In cells, the pre-initiation complex remains on the DNA until the polymerase begins transcription and physically moves away from the start site. Before this can happen, the pre-initiation complex must use energy to open the double helix and push the DNA into the pocket of the polymerase where transcription occurs. Nogales and her team mimicked this state in the test tube by altering the sequence of DNA on which the transcription factors and polymerase assembled, adding a short segment of RNA. “It is the equivalent of the polymerase having engaged the open DNA and started to add a few nucleotides of RNA,” Nogales explains. Again, they froze the complex and captured images with cryo-EM.
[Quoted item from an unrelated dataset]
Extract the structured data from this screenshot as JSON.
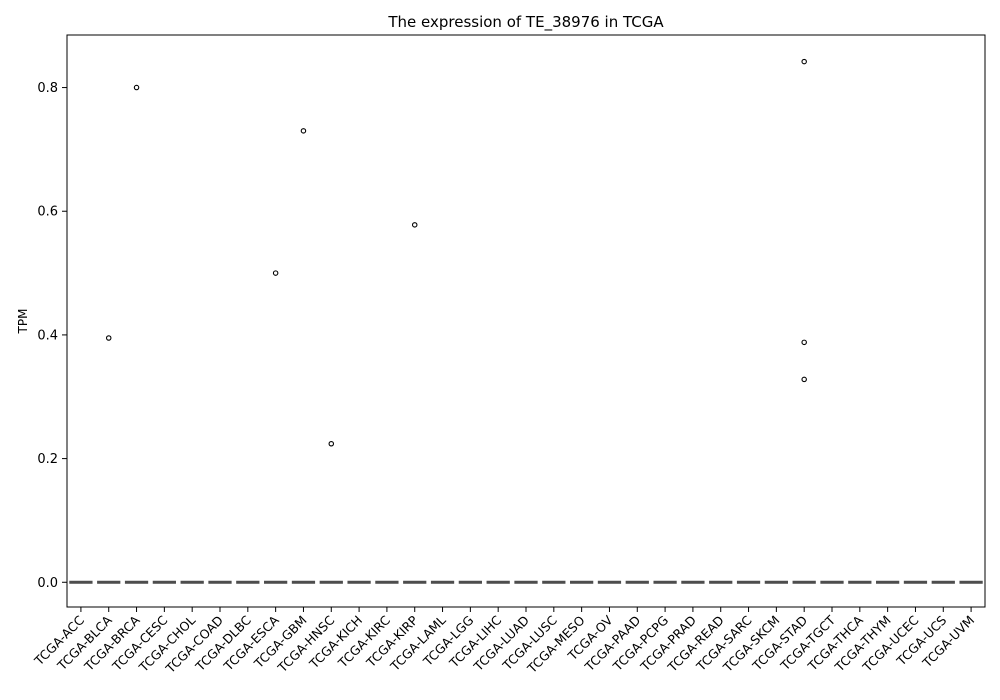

The stop-motion movie they have created from their snapshots reveals several key features. It shows, for example, how TFIIF stabilizes the complex by engaging both the polymerase and the DNA. TFIIF was known to be important for lining the polymerase up at a gene’s start site, and the new images show how it allows the polymerase to bind to the DNA double helix, then nudges the polymerase to just the right position on the DNA. “This initial engagement sets things in the right position, so that when TFIIH pushes on the DNA, it will be moved into the right place,” Nogales explains. It also reveals how the same factor ensures that the double helix will unwind and separate at the right place, where part of TFIIF physically inserts itself between the strands to prevent them from coming back together.

“We have seen the molecular details of how all the proteins come together and interact with each other and with the DNA, thus gaining insight into how the cell determines at which point of the DNA to start transcribing into RNA, and actually how the DNA is opened and inserted into the active site in the polymerase,” Nogales says. “But this complex is really only the beginning of the story.”

“If we want to get at what is different between one gene and another, we have to start building up even larger complexes,” she says. So far, her team has recreated the formation of the most fundamental portion of the pre-initiation complex—the part that assembles every time any human gene is transcribed. But in living cells, these proteins never act alone. The next step, Nogales says, will be to begin to add in the factors that allow the transcription machinery to recognize genes in a regulated fashion. “As genomes get bigger, their regulatory systems get more complex,” Nogales says. That complexity, she says, enables cells to fine tune gene expression—and understanding it is essential for understanding the complexity arising from the human genome.